A la différence de la consommation classique, le commerce équitable est un mouvement citoyen. Il doit donc accepter la critique en son sein, et y répondre de manière transparente et constructive. S’il n’y a plus prise en compte des avis critiques, alors ce sera vraiment la fin du commerce équitable.
Le mouvement du commerce équitable a besoin d’être ouvert à la critique mais pour évoluer, s’améliorer tout en restant uni face au marché, ne nous trompons pas de combat. Nous travaillons tous pour une même cause et aller jusqu’à remettre en cause la motivation profonde et sincère des équipes de Max Havelaar, de la Direction générale de la concurrence, de la consommation et de la répression des fraudes ou du Ministère qui s’est chargé de la mise en place de la Commission nationale du commerce équitable (CNCE) c’est aller beaucoup, beaucoup trop loin.
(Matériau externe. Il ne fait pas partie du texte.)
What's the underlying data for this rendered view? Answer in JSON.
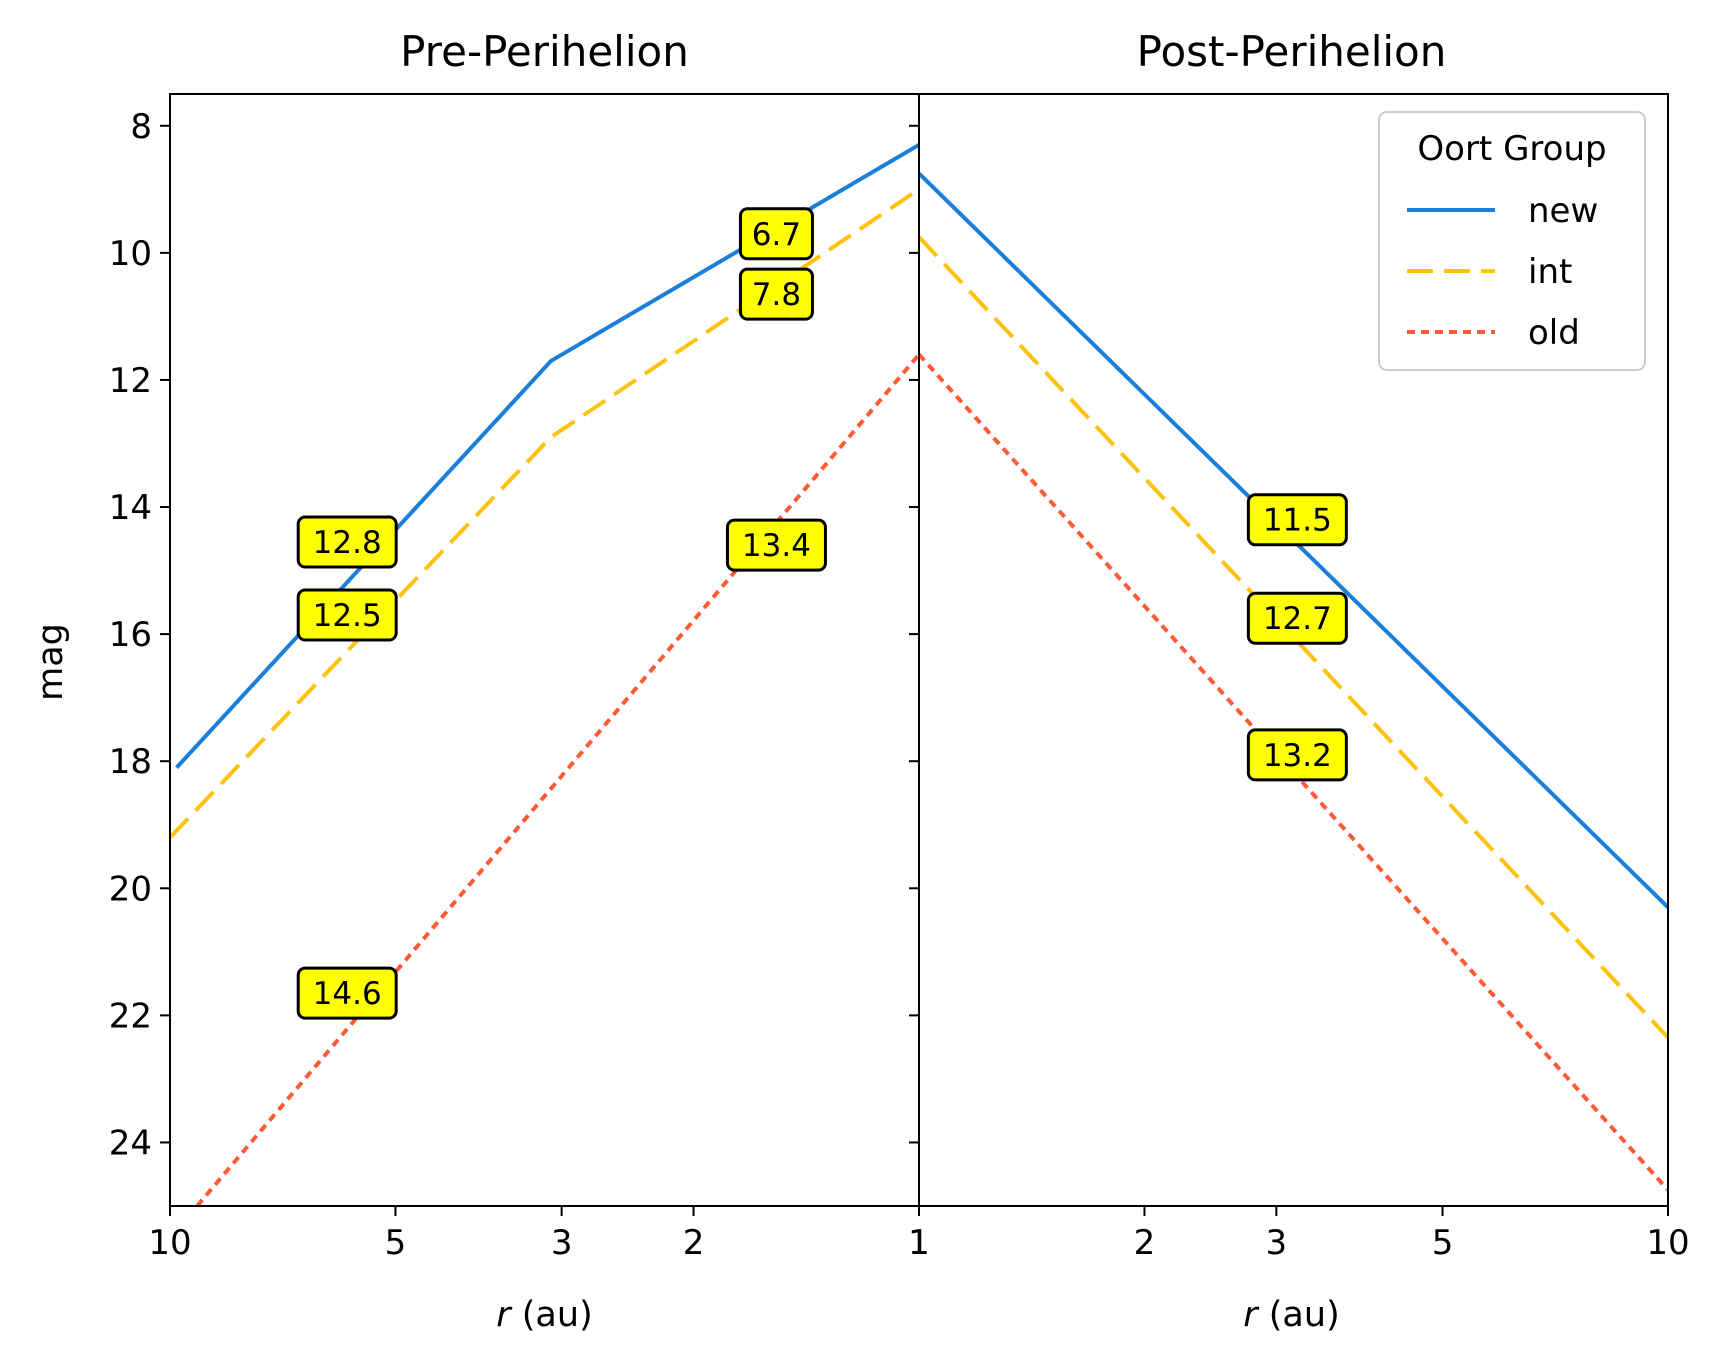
{
  "chart_data": {
    "type": "line",
    "ylabel": "mag",
    "y_inverted": true,
    "ylim": [
      25.0,
      7.5
    ],
    "yticks": [
      8,
      10,
      12,
      14,
      16,
      18,
      20,
      22,
      24
    ],
    "legend": {
      "title": "Oort Group",
      "placement": "top-right of right panel",
      "entries": [
        {
          "name": "new",
          "color": "#1a7fdb",
          "style": "solid"
        },
        {
          "name": "int",
          "color": "#ffc20e",
          "style": "dashed"
        },
        {
          "name": "old",
          "color": "#ff5a36",
          "style": "dotted"
        }
      ]
    },
    "panels": [
      {
        "title": "Pre-Perihelion",
        "xlabel_italic": "r",
        "xlabel_rest": " (au)",
        "x_scale": "log",
        "x_reversed": true,
        "xlim": [
          10,
          1
        ],
        "xticks": [
          10,
          5,
          3,
          2,
          1
        ],
        "series": [
          {
            "name": "new",
            "points": [
              [
                9.8,
                18.1
              ],
              [
                3.1,
                11.7
              ],
              [
                1.0,
                8.3
              ]
            ]
          },
          {
            "name": "int",
            "points": [
              [
                10.0,
                19.2
              ],
              [
                3.1,
                12.9
              ],
              [
                1.0,
                9.0
              ]
            ]
          },
          {
            "name": "old",
            "points": [
              [
                9.2,
                25.0
              ],
              [
                1.0,
                11.6
              ]
            ]
          }
        ],
        "annotations": [
          {
            "text": "12.8",
            "x": 5.8,
            "y": 14.55
          },
          {
            "text": "12.5",
            "x": 5.8,
            "y": 15.7
          },
          {
            "text": "14.6",
            "x": 5.8,
            "y": 21.65
          },
          {
            "text": "6.7",
            "x": 1.55,
            "y": 9.7
          },
          {
            "text": "7.8",
            "x": 1.55,
            "y": 10.65
          },
          {
            "text": "13.4",
            "x": 1.55,
            "y": 14.6
          }
        ]
      },
      {
        "title": "Post-Perihelion",
        "xlabel_italic": "r",
        "xlabel_rest": " (au)",
        "x_scale": "log",
        "x_reversed": false,
        "xlim": [
          1,
          10
        ],
        "xticks": [
          1,
          2,
          3,
          5,
          10
        ],
        "series": [
          {
            "name": "new",
            "points": [
              [
                1.0,
                8.75
              ],
              [
                10.0,
                20.3
              ]
            ]
          },
          {
            "name": "int",
            "points": [
              [
                1.0,
                9.75
              ],
              [
                10.0,
                22.35
              ]
            ]
          },
          {
            "name": "old",
            "points": [
              [
                1.0,
                11.6
              ],
              [
                10.0,
                24.75
              ]
            ]
          }
        ],
        "annotations": [
          {
            "text": "11.5",
            "x": 3.2,
            "y": 14.2
          },
          {
            "text": "12.7",
            "x": 3.2,
            "y": 15.75
          },
          {
            "text": "13.2",
            "x": 3.2,
            "y": 17.9
          }
        ]
      }
    ]
  }
}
Nous travaillons bien tous pour un même objectif d’amélioration des termes de l’échange pour les petits producteurs marginalisés dans le monde mais les sensibilités sont différentes d’un acteur à l’autre. Sachons nous respecter, c’est la base du commerce équitable !
Si on se place dans une perspective idéologique anticapitaliste, alors en effet allons tout casser : les multinationales, le marché… et Viva la revolución ! Mais c’est un combat politique d’une autre nature ! Dans « commerce équitable », il y a bien le mot commerce, mais pas le mot marxisme. Ne tombons pas dans la critique de tout, c’est trop facile, souvent très loin de la réalité et totalement stérile, alors qu’il faut tenter de construire pour avancer et trouver les complémentarités. Le monde en a trop besoin.
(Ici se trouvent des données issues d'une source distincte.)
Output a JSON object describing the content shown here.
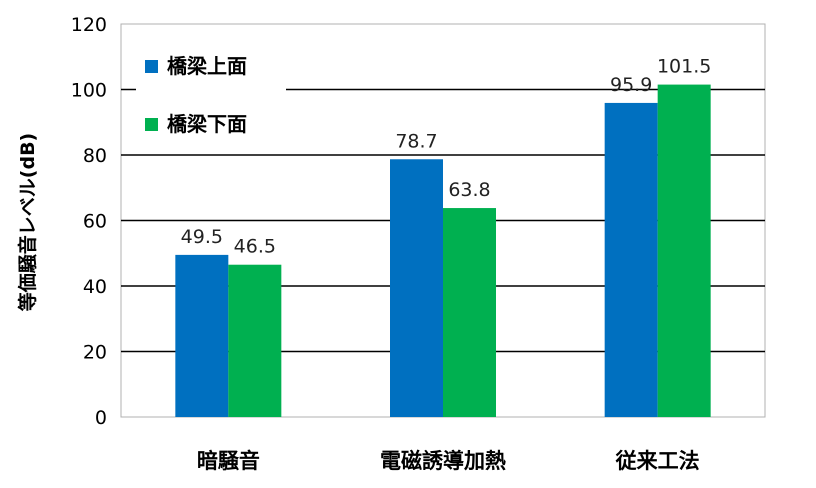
{
  "chart_data": {
    "type": "bar",
    "categories": [
      "暗騒音",
      "電磁誘導加熱",
      "従来工法"
    ],
    "series": [
      {
        "name": "橋梁上面",
        "values": [
          49.5,
          78.7,
          95.9
        ],
        "color": "#0070C0"
      },
      {
        "name": "橋梁下面",
        "values": [
          46.5,
          63.8,
          101.5
        ],
        "color": "#00B050"
      }
    ],
    "data_labels": [
      [
        "49.5",
        "78.7",
        "95.9"
      ],
      [
        "46.5",
        "63.8",
        "101.5"
      ]
    ],
    "ylabel": "等価騒音レベル(dB)",
    "xlabel": "",
    "ylim": [
      0,
      120
    ],
    "yticks": [
      0,
      20,
      40,
      60,
      80,
      100,
      120
    ],
    "grid": true,
    "legend_position": "top-left"
  }
}
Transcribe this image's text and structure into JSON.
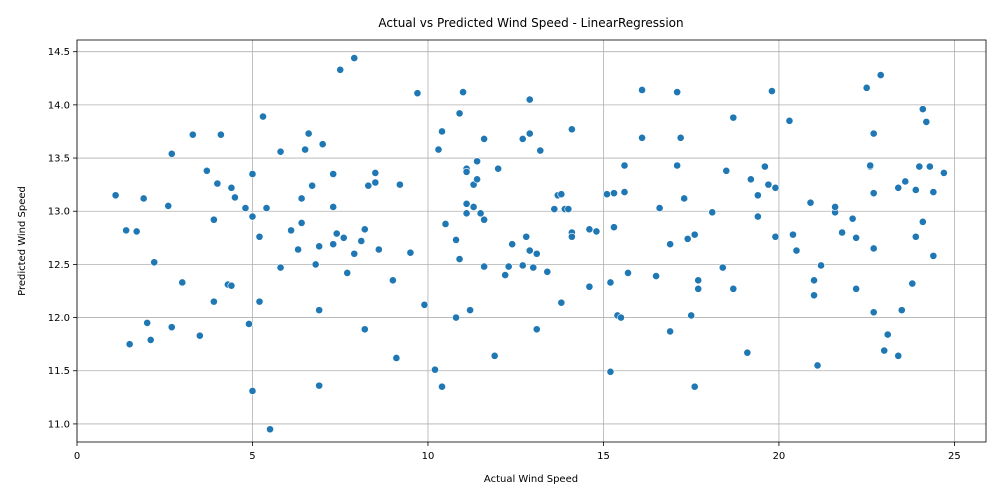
{
  "chart_data": {
    "type": "scatter",
    "title": "Actual vs Predicted Wind Speed - LinearRegression",
    "xlabel": "Actual Wind Speed",
    "ylabel": "Predicted Wind Speed",
    "xlim": [
      0,
      25.9
    ],
    "ylim": [
      10.83,
      14.61
    ],
    "xticks": [
      0,
      5,
      10,
      15,
      20,
      25
    ],
    "yticks": [
      11.0,
      11.5,
      12.0,
      12.5,
      13.0,
      13.5,
      14.0,
      14.5
    ],
    "grid": true,
    "marker_color": "#1f77b4",
    "series": [
      {
        "points": [
          [
            1.1,
            13.15
          ],
          [
            1.4,
            12.82
          ],
          [
            1.5,
            11.75
          ],
          [
            1.7,
            12.81
          ],
          [
            1.9,
            13.12
          ],
          [
            2.0,
            11.95
          ],
          [
            2.1,
            11.79
          ],
          [
            2.2,
            12.52
          ],
          [
            2.6,
            13.05
          ],
          [
            2.7,
            13.54
          ],
          [
            2.7,
            11.91
          ],
          [
            3.0,
            12.33
          ],
          [
            3.3,
            13.72
          ],
          [
            3.5,
            11.83
          ],
          [
            3.7,
            13.38
          ],
          [
            3.9,
            12.15
          ],
          [
            3.9,
            12.92
          ],
          [
            4.0,
            13.26
          ],
          [
            4.1,
            13.72
          ],
          [
            4.3,
            12.31
          ],
          [
            4.4,
            12.3
          ],
          [
            4.4,
            13.22
          ],
          [
            4.5,
            13.13
          ],
          [
            4.8,
            13.03
          ],
          [
            4.9,
            11.94
          ],
          [
            5.0,
            13.35
          ],
          [
            5.0,
            12.95
          ],
          [
            5.0,
            11.31
          ],
          [
            5.2,
            12.76
          ],
          [
            5.2,
            12.15
          ],
          [
            5.3,
            13.89
          ],
          [
            5.4,
            13.03
          ],
          [
            5.5,
            10.95
          ],
          [
            5.8,
            13.56
          ],
          [
            5.8,
            12.47
          ],
          [
            6.1,
            12.82
          ],
          [
            6.3,
            12.64
          ],
          [
            6.4,
            12.89
          ],
          [
            6.4,
            13.12
          ],
          [
            6.5,
            13.58
          ],
          [
            6.6,
            13.73
          ],
          [
            6.7,
            13.24
          ],
          [
            6.8,
            12.5
          ],
          [
            6.9,
            12.07
          ],
          [
            6.9,
            12.67
          ],
          [
            6.9,
            11.36
          ],
          [
            7.0,
            13.63
          ],
          [
            7.3,
            13.35
          ],
          [
            7.3,
            13.04
          ],
          [
            7.3,
            12.69
          ],
          [
            7.4,
            12.79
          ],
          [
            7.5,
            14.33
          ],
          [
            7.6,
            12.75
          ],
          [
            7.7,
            12.42
          ],
          [
            7.9,
            14.44
          ],
          [
            7.9,
            12.6
          ],
          [
            8.1,
            12.72
          ],
          [
            8.2,
            11.89
          ],
          [
            8.2,
            12.83
          ],
          [
            8.3,
            13.24
          ],
          [
            8.5,
            13.36
          ],
          [
            8.5,
            13.27
          ],
          [
            8.6,
            12.64
          ],
          [
            9.0,
            12.35
          ],
          [
            9.1,
            11.62
          ],
          [
            9.2,
            13.25
          ],
          [
            9.5,
            12.61
          ],
          [
            9.7,
            14.11
          ],
          [
            9.9,
            12.12
          ],
          [
            10.2,
            11.51
          ],
          [
            10.3,
            13.58
          ],
          [
            10.4,
            13.75
          ],
          [
            10.4,
            11.35
          ],
          [
            10.5,
            12.88
          ],
          [
            10.8,
            12.0
          ],
          [
            10.8,
            12.73
          ],
          [
            10.9,
            12.55
          ],
          [
            10.9,
            13.92
          ],
          [
            11.0,
            14.12
          ],
          [
            11.1,
            13.4
          ],
          [
            11.1,
            13.37
          ],
          [
            11.1,
            13.07
          ],
          [
            11.1,
            12.98
          ],
          [
            11.2,
            12.07
          ],
          [
            11.3,
            13.04
          ],
          [
            11.3,
            13.25
          ],
          [
            11.4,
            13.47
          ],
          [
            11.4,
            13.3
          ],
          [
            11.5,
            12.98
          ],
          [
            11.6,
            12.92
          ],
          [
            11.6,
            13.68
          ],
          [
            11.6,
            12.48
          ],
          [
            11.9,
            11.64
          ],
          [
            12.0,
            13.4
          ],
          [
            12.2,
            12.4
          ],
          [
            12.3,
            12.48
          ],
          [
            12.4,
            12.69
          ],
          [
            12.7,
            13.68
          ],
          [
            12.7,
            12.49
          ],
          [
            12.8,
            12.76
          ],
          [
            12.9,
            13.73
          ],
          [
            12.9,
            14.05
          ],
          [
            12.9,
            12.63
          ],
          [
            13.0,
            12.47
          ],
          [
            13.1,
            11.89
          ],
          [
            13.1,
            12.6
          ],
          [
            13.2,
            13.57
          ],
          [
            13.4,
            12.43
          ],
          [
            13.6,
            13.02
          ],
          [
            13.7,
            13.15
          ],
          [
            13.8,
            13.16
          ],
          [
            13.8,
            12.14
          ],
          [
            13.9,
            13.02
          ],
          [
            14.0,
            13.02
          ],
          [
            14.1,
            12.8
          ],
          [
            14.1,
            12.76
          ],
          [
            14.1,
            13.77
          ],
          [
            14.6,
            12.83
          ],
          [
            14.6,
            12.29
          ],
          [
            14.8,
            12.81
          ],
          [
            15.1,
            13.16
          ],
          [
            15.2,
            11.49
          ],
          [
            15.2,
            12.33
          ],
          [
            15.3,
            12.85
          ],
          [
            15.3,
            13.17
          ],
          [
            15.4,
            12.02
          ],
          [
            15.5,
            12.0
          ],
          [
            15.6,
            13.43
          ],
          [
            15.6,
            13.18
          ],
          [
            15.7,
            12.42
          ],
          [
            16.1,
            13.69
          ],
          [
            16.1,
            14.14
          ],
          [
            16.5,
            12.39
          ],
          [
            16.6,
            13.03
          ],
          [
            16.9,
            12.69
          ],
          [
            16.9,
            11.87
          ],
          [
            17.1,
            13.43
          ],
          [
            17.1,
            14.12
          ],
          [
            17.2,
            13.69
          ],
          [
            17.3,
            13.12
          ],
          [
            17.4,
            12.74
          ],
          [
            17.5,
            12.02
          ],
          [
            17.6,
            12.78
          ],
          [
            17.6,
            11.35
          ],
          [
            17.7,
            12.35
          ],
          [
            17.7,
            12.27
          ],
          [
            18.1,
            12.99
          ],
          [
            18.4,
            12.47
          ],
          [
            18.5,
            13.38
          ],
          [
            18.7,
            12.27
          ],
          [
            18.7,
            13.88
          ],
          [
            19.1,
            11.67
          ],
          [
            19.2,
            13.3
          ],
          [
            19.4,
            13.15
          ],
          [
            19.4,
            12.95
          ],
          [
            19.6,
            13.42
          ],
          [
            19.7,
            13.25
          ],
          [
            19.8,
            14.13
          ],
          [
            19.9,
            13.22
          ],
          [
            19.9,
            12.76
          ],
          [
            20.3,
            13.85
          ],
          [
            20.4,
            12.78
          ],
          [
            20.5,
            12.63
          ],
          [
            20.9,
            13.08
          ],
          [
            21.0,
            12.21
          ],
          [
            21.0,
            12.35
          ],
          [
            21.1,
            11.55
          ],
          [
            21.2,
            12.49
          ],
          [
            21.6,
            12.99
          ],
          [
            21.6,
            13.04
          ],
          [
            21.8,
            12.8
          ],
          [
            22.1,
            12.93
          ],
          [
            22.2,
            12.75
          ],
          [
            22.2,
            12.27
          ],
          [
            22.5,
            14.16
          ],
          [
            22.6,
            13.42
          ],
          [
            22.6,
            13.43
          ],
          [
            22.7,
            13.73
          ],
          [
            22.7,
            13.17
          ],
          [
            22.7,
            12.65
          ],
          [
            22.7,
            12.05
          ],
          [
            22.9,
            14.28
          ],
          [
            23.0,
            11.69
          ],
          [
            23.1,
            11.84
          ],
          [
            23.4,
            11.64
          ],
          [
            23.4,
            13.22
          ],
          [
            23.5,
            12.07
          ],
          [
            23.6,
            13.28
          ],
          [
            23.8,
            12.32
          ],
          [
            23.9,
            12.76
          ],
          [
            23.9,
            13.2
          ],
          [
            24.0,
            13.42
          ],
          [
            24.1,
            13.96
          ],
          [
            24.1,
            12.9
          ],
          [
            24.2,
            13.84
          ],
          [
            24.3,
            13.42
          ],
          [
            24.4,
            12.58
          ],
          [
            24.4,
            13.18
          ],
          [
            24.7,
            13.36
          ]
        ]
      }
    ]
  }
}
N’en déplaise à Monsieur Jacquiau, c’est lui qui participe le mieux au statu quo, via l’opposition du tout contre tout, et par là même à la défense des intérêts des multinationales ou à la frilosité de l’engagement de celles-ci au changement.
Il faut croire que le commerce équitable a réellement le pouvoir de changer le monde et de supplanter le commerce traditionnel à terme, éventuellement progressivement sur plusieurs générations, mais y croire. Et dans ce cas, il faut bien s’attaquer à tous les opérateurs économiques, y compris la grande distribution et les multinationales. Sinon, comment changer le monde ?
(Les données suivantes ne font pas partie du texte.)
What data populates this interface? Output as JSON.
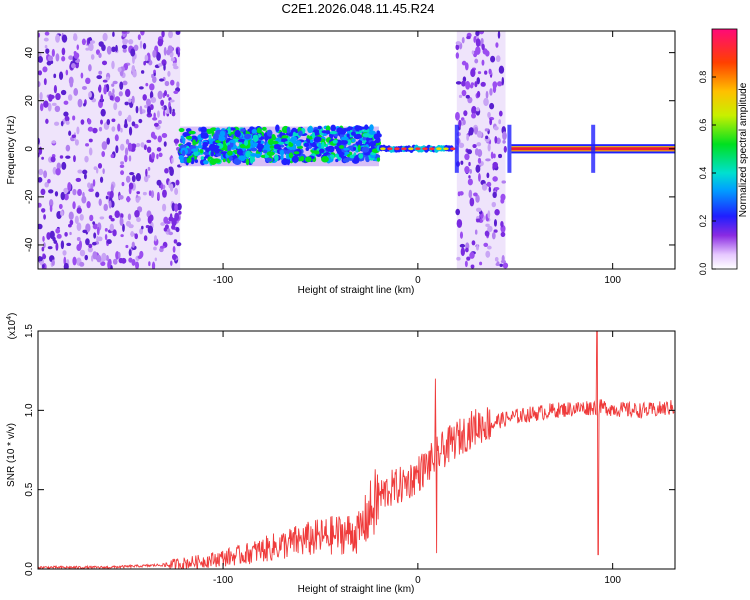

Ce n’est pas parce que les standards de Max Havelaar ou la définition de la CNCE sont insuffisants qu’il faut s’y limiter. Rien n’empêche un acteur économique de faire plus et mieux, ce sont juste des standards minimum qui ont le mérite d’exister. Mais on peut aller beaucoup plus loin, en apportant des garanties supplémentaires aux produits, en intégrant différentes composantes interdépendantes au commerce équitable (l’agriculture biologique, la lutte contre le réchauffement climatique, la préservation de la biodiversité…), en apportant plus que Max Havelaar. Max Havelaar n’est qu’une première étape, un bon début, mais il est clair que ce n’est qu’un début. Nous pouvons aller plus loin et c’est à mon sens ce message d’espoir et de confiance dans l’avenir du commerce équitable qu’il faut délivrer.